Entre los primeros, se encuentran el aumento de catecolaminas como la dopamina y la norepinefrina, así como la liberación de factores neurotróficos y hormonas como la osteocalcina.

Los mecanismos indirectos incluyen mejoras en el sueño y el flujo sanguíneo cerebral. En su podcast, Huberman subraya que ciertos tipos de entrenamiento, como el de fuerza, los ejercicios pliométricos y los intervalos de alta intensidad, son particularmente efectivos para potenciar estas mejoras cognitivas.
Ejemplos de este tipo de ejercicio, son series de sprint combinadas con pausas breves, que, a su vez, son altamente efectivas para mejorar la memoria y la atención.
Por otro lado, el entrenamiento de fuerza, como levantar pesas o trabajar con bandas elásticas, potencia la liberación de dopamina y fortalece las funciones ejecutivas.

El análisis del British Journal of Sports Medicine también identificó que los beneficios cognitivos del ejercicio son más pronunciados en niños y adolescentes, especialmente en áreas como la memoria y las funciones ejecutivas.
Por ejemplo, los jóvenes con trastorno por déficit de atención e hiperactividad (TDAH) mostraron mejoras significativas en estas habilidades, con un efecto mayor que en otros grupos poblacionales.
En cuanto a otros tipos de ejercicio, las actividades que combinan movimiento físico con estimulación cognitiva, que son más orientados a los jóvenes, como los videojuegos activos (exergames) y las prácticas mente-cuerpo como el yoga y el tai chi, demostraron ser particularmente efectivas.

Estas modalidades no solo implican esfuerzo físico, sino también desafíos mentales, como la memorización de secuencias o la resolución de problemas, lo que potencia sus beneficios sobre la memoria y la cognición general.
El estudio también destacó que la intensidad del ejercicio no es el único factor determinante. Incluso actividades de baja intensidad pueden generar mejoras significativas en la función cognitiva, especialmente en personas sedentarias o mayores.
Sin embargo, los programas de ejercicio de corta duración, de uno a tres meses, parecen ser más efectivos que los de mayor duración, posiblemente debido a una mayor adherencia y a la novedad de las rutinas.
Por otro lado, un informe de la Universidad de Harvard subraya la importancia del ejercicio en la prevención del deterioro cognitivo asociado al envejecimiento. Con una población mundial en envejecimiento acelerado, mantener la salud cerebral se ha convertido en una prioridad.
Estudios previos han demostrado que el ejercicio aeróbico, como correr o andar en bicicleta, mejora la capacidad del corazón y los pulmones para transportar oxígeno, lo que a su vez favorece el crecimiento de nuevas conexiones neuronales y la reducción de la atrofia cerebral relacionada con la edad.

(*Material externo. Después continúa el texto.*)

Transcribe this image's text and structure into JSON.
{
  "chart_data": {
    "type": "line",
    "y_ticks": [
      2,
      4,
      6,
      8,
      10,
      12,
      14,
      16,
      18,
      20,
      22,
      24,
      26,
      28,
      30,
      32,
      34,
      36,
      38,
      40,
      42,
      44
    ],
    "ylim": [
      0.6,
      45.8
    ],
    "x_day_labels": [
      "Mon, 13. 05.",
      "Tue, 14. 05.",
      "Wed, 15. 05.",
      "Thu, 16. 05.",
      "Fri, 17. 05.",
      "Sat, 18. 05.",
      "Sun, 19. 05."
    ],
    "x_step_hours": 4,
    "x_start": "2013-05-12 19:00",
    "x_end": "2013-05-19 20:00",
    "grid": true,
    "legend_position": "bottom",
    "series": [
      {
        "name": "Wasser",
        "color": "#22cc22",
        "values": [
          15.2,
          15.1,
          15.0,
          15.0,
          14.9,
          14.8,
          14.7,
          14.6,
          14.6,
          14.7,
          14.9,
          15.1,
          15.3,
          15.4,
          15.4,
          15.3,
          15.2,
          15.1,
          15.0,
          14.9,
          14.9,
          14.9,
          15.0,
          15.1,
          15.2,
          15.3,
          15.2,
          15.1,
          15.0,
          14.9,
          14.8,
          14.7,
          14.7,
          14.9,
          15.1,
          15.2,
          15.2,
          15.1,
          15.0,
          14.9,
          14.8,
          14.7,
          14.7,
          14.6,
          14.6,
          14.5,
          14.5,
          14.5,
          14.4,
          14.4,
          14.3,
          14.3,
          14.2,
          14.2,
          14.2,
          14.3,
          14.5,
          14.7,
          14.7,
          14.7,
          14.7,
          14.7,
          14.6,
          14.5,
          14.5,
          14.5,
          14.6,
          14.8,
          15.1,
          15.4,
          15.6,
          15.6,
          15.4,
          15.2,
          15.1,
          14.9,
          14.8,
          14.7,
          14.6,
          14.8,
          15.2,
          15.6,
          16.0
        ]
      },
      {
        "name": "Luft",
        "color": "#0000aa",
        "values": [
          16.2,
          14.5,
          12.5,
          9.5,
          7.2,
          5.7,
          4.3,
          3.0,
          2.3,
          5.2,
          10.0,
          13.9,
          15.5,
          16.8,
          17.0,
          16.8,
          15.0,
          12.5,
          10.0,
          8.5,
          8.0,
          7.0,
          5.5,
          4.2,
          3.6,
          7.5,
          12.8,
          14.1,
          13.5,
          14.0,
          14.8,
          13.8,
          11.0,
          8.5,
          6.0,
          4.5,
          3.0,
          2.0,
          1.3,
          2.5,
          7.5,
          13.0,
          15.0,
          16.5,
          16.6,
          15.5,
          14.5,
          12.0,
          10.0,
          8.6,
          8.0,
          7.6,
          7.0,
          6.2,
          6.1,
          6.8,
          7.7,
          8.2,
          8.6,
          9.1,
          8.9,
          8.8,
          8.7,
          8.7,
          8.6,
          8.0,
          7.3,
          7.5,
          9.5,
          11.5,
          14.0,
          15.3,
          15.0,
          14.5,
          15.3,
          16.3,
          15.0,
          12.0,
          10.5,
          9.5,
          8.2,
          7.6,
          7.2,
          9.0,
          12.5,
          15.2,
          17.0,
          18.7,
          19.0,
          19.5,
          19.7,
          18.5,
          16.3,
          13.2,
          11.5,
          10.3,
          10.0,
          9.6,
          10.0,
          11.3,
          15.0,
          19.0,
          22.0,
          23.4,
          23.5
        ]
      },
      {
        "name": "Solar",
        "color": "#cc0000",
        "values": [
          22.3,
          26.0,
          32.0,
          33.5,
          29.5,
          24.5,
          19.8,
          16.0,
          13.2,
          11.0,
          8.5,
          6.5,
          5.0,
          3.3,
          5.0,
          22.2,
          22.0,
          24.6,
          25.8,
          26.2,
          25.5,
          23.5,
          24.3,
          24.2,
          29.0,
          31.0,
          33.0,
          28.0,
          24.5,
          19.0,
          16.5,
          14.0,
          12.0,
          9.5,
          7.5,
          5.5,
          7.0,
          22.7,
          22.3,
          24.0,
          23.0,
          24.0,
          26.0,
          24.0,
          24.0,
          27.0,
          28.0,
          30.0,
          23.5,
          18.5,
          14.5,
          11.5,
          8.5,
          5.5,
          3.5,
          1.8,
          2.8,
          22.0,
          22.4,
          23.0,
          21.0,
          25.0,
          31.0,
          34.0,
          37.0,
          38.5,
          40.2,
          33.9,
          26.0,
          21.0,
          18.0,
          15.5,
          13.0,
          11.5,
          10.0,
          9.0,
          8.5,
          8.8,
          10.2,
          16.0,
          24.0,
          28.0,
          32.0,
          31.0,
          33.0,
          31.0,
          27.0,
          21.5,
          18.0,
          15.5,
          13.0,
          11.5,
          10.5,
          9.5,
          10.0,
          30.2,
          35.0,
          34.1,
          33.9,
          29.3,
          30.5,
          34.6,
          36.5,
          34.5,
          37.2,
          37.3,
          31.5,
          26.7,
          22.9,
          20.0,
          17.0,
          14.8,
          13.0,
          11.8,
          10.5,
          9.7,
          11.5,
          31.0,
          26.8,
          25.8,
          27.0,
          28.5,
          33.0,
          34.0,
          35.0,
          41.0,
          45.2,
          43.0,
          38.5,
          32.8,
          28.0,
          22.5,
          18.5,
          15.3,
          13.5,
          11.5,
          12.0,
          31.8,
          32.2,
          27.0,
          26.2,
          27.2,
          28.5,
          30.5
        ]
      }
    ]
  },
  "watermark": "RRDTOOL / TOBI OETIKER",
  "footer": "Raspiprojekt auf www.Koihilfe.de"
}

A pesar de estos hallazgos, aún quedan preguntas por responder. Según el análisis del British Journal of Sports Medicine, no existe una “dosis ideal” de ejercicio para optimizar la salud cerebral, ya que los efectos varían según la edad, el estado de salud y las características individuales.
Además, la calidad de los estudios revisados varía, lo que limita la generalización de algunos resultados.
Sin embargo, los investigadores coinciden en que cualquier tipo de actividad física, adaptada a las capacidades y preferencias de cada persona, puede ser beneficiosa.
En términos prácticos, el doctor Huberman recomienda una combinación de entrenamientos semanales que incluyan ejercicios de fuerza, intervalos de alta intensidad y actividades aeróbicas en la zona 2 (un nivel moderado de esfuerzo).